James Whale, best known as the director of Frankenstein and Bride of Frankenstein.
WHAT: I don't really know anything about this film, and I don't want to know, not before seeing it tonight. All I need to be excited is to know that its' the film Whale made between The Old Dark House and The Invisible Man. A fertile period for the director indeed.
WHERE/WHEN: 8:25 PM tonight only at the Castro Theatre.
WHY: Thirteen of the 264 pages of the handsome new fifth edition of the Noir City Annual, available for sale this week only on the mezzanine of the Castro during the Noir City festival, are devoted to an interview with festival founder Eddie Muller, conducted by Jesse Fankhausen. This interview is a must-read, not only for Noir City supporters, but for anyone interested in the last ten or so years of classic film exhibition in this country, and particularly here in San Francisco. There's more candid information about this festival's storied relationships with the Castro Theatre and other Frisco Bay venues it's been associated with, than I've ever seen committed to text.
At one point in the interview, Muller asks "why haven't other genres gotten this treatment?" It's a question I asked (completely independently- the interview was conducted over a year ago and I didn't read it until yesterday) in my article about last year's festival. I still am not quite sure of the answer, but at the risk of repeating myself, I'll observe again that one of my favorite things about Noir City is that its programming doesn't reflect a genre-purist approach. Noir is its main mission, but the festival is also a showcase for borderline noirs of interest to aficionados and deserving of wider exposure. Already this week's audiences have seen one film that falls in that border zone if not well beyond it: Curse of the Demon, a bona fide horror movie made by a director (Jacques Tourneur) and starring two actors (Dana Andrews and Peggy Cummins) frequently associated with noir.

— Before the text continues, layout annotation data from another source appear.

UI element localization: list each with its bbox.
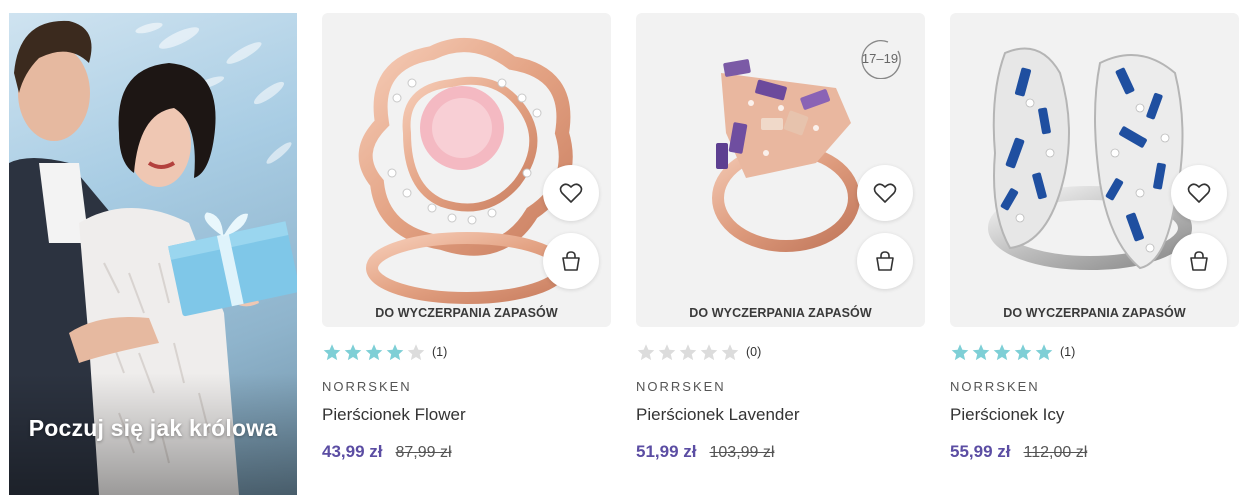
star-empty-icon [637,343,655,360]
product-card: 17–19 DO WYCZERPANIA ZAPASÓW (0) NORRSKE… [636,13,925,483]
product-prices: 51,99 zł 103,99 zł [636,442,774,462]
rating-stars [322,343,426,362]
product-brand: NORRSKEN [950,379,1040,394]
product-old-price: 87,99 zł [395,444,452,461]
rating-count: (1) [432,345,448,359]
product-old-price: 112,00 zł [1023,444,1088,461]
star-filled-icon [323,343,341,360]
star-empty-icon [658,343,676,360]
add-to-wishlist-button[interactable] [1171,165,1227,221]
heart-icon [1187,183,1211,203]
shopping-bag-icon [562,251,580,271]
star-filled-icon [365,343,383,360]
product-image[interactable]: DO WYCZERPANIA ZAPASÓW [322,13,611,327]
star-filled-icon [972,343,990,360]
product-rating: (1) [950,342,1075,362]
add-to-cart-button[interactable] [857,233,913,289]
age-range-label: 17–19 [861,51,899,66]
star-empty-icon [407,343,425,360]
rating-count: (0) [746,345,762,359]
star-filled-icon [344,343,362,360]
product-prices: 43,99 zł 87,99 zł [322,442,452,462]
stock-badge: DO WYCZERPANIA ZAPASÓW [375,306,558,320]
add-to-cart-button[interactable] [543,233,599,289]
product-card: DO WYCZERPANIA ZAPASÓW (1) NORRSKEN Pier… [322,13,611,483]
star-filled-icon [1035,343,1053,360]
promo-banner[interactable]: Poczuj się jak królowa [9,13,297,495]
star-filled-icon [386,343,404,360]
product-rating: (0) [636,342,761,362]
star-empty-icon [721,343,739,360]
product-name[interactable]: Pierścionek Lavender [636,405,799,425]
product-brand: NORRSKEN [322,379,412,394]
product-brand: NORRSKEN [636,379,726,394]
product-prices: 55,99 zł 112,00 zł [950,442,1087,462]
shopping-bag-icon [876,251,894,271]
product-name[interactable]: Pierścionek Icy [950,405,1064,425]
heart-icon [873,183,897,203]
rating-count: (1) [1060,345,1076,359]
add-to-cart-button[interactable] [1171,233,1227,289]
product-price: 55,99 zł [950,442,1011,461]
stock-badge: DO WYCZERPANIA ZAPASÓW [689,306,872,320]
rating-stars [636,343,740,362]
star-empty-icon [679,343,697,360]
rating-stars [950,343,1054,362]
product-price: 51,99 zł [636,442,697,461]
product-old-price: 103,99 zł [709,444,775,461]
age-range-badge: 17–19 [858,39,902,80]
product-image[interactable]: DO WYCZERPANIA ZAPASÓW [950,13,1239,327]
add-to-wishlist-button[interactable] [543,165,599,221]
star-filled-icon [1014,343,1032,360]
product-image[interactable]: 17–19 DO WYCZERPANIA ZAPASÓW [636,13,925,327]
star-empty-icon [700,343,718,360]
stock-badge: DO WYCZERPANIA ZAPASÓW [1003,306,1186,320]
promo-title: Poczuj się jak królowa [28,415,278,441]
star-filled-icon [993,343,1011,360]
product-card: DO WYCZERPANIA ZAPASÓW (1) NORRSKEN Pier… [950,13,1239,483]
add-to-wishlist-button[interactable] [857,165,913,221]
product-name[interactable]: Pierścionek Flower [322,405,466,425]
heart-icon [559,183,583,203]
product-price: 43,99 zł [322,442,383,461]
star-filled-icon [951,343,969,360]
product-rating: (1) [322,342,447,362]
shopping-bag-icon [1190,251,1208,271]
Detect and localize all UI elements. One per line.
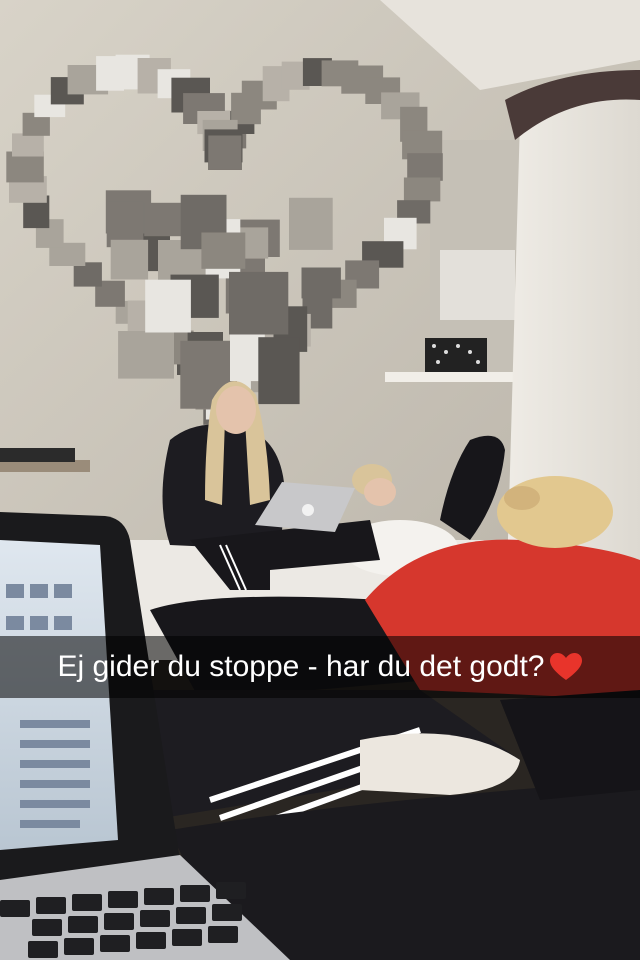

Despite having been made by Whale, I don't believe The Kiss Before The Mirror is a horror film, but nor does it fit anywhere near the traditionally-defined noir period of 1941-1958 or so, having been made in 1933. It's part of a what the festival is calling a "Pre-Code Proto-Noir Triple Bill" along with William Wyler's 1931 A House Divided and the ultra-obscure (only 5 imdb votes!) Laughter In Hell from 1933. I'm grateful Noir City is able to shine its spotlight on pre-code films for the second year in a row. For those of us who can't get enough of seeing the spottily-enforced censorship of the 1930-1934 period on the big screen, and who can't wait for the Roxie's next pre-code series to kick off in about a month, attendance at the Castro tonight is a must.
HOW: All three films tonight screen in 35mm prints.